To take advantage of the law's consumer protections, you must write to the creditor at the address given for "billing inquiries," not the address for sending your payments, and include your name, address, account number and a description of the billing error. Send your letter so that it reaches the creditor within 60 days after the first bill containing the error was mailed to you. You should also send your letter by certified mail, return receipt requested, so you have proof of what the creditor received. Include copies (not originals) of sales slips or other documents that support your position. Keep a copy of your dispute letter. Sample letter:
"I am writing to dispute a billing error in the amount of $______on my account. The amount is inaccurate because (describe the problem). I am requesting that the error be corrected, that any finance and other charges related to the disputed amount be credited as well, and that I receive an accurate statement.
Enclosed are copies of (use this sentence to describe any enclosed information, such as sales slips, payment records) supporting my position. Please investigate this matter and correct the billing error as soon as possible."
The creditor must acknowledge your complaint in writing within 30 days after receiving it, unless the problem has been resolved. The creditor must resolve the dispute within two billing cycles (but not more than 90 days) after receiving your letter.
What happens while my bill is in dispute?
You may withhold payment on the disputed amount (and related charges), during the investigation. You must pay any part of the bill not in question, including finance charges on the undisputed amount. The creditor may not take any legal or other action to collect the disputed amount and related charges (including finance charges) during the investigation. While your account cannot be closed or restricted, the disputed amount may be applied against your credit limit.
Will my credit rating be affected?
The creditor may not threaten your credit rating or report you as delinquent while your bill is in dispute. However, the creditor may report that you are challenging your bill. In addition, the Equal Credit Opportunity Act prohibits creditors from discriminating against credit applicants who exercise their rights, in good faith, under the FCBA. Simply put, you cannot be denied credit simply because you've disputed a bill.
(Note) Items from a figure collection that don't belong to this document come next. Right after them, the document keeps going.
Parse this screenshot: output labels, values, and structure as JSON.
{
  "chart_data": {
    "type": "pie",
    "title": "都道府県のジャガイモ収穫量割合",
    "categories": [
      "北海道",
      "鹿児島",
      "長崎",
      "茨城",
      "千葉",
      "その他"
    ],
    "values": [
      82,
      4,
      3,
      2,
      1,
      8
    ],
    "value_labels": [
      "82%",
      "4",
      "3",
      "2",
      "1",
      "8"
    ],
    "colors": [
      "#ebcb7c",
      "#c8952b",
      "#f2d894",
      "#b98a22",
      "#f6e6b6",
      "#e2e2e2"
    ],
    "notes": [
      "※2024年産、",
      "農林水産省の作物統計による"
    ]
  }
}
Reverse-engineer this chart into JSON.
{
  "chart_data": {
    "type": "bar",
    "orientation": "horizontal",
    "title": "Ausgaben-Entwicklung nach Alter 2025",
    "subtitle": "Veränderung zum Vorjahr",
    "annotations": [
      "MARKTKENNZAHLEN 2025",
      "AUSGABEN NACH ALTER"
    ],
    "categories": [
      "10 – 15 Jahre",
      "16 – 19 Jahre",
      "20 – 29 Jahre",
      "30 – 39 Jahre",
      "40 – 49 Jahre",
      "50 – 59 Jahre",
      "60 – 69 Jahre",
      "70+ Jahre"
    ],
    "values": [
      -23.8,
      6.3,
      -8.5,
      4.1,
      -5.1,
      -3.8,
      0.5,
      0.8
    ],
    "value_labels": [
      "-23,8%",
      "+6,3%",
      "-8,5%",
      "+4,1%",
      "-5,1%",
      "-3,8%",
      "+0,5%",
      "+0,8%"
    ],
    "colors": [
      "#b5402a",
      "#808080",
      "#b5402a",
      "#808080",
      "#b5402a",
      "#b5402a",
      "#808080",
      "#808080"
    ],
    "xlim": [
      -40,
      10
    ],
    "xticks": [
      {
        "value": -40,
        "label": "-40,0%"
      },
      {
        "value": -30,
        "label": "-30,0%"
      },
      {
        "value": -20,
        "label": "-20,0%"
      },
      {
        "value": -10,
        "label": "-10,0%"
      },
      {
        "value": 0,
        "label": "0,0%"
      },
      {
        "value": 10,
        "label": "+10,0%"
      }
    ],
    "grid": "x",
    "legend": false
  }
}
What if the bill is incorrect?
If your bill contains an error, the creditor must explain to you - in writing - the corrections that will be made to your account. In addition to crediting your account, the creditor must remove all finance charges, late fees or other charges related to the error. If the creditor determines that you owe a portion of the disputed amount, you must get a written explanation. You may request copies of documents proving you owe the money.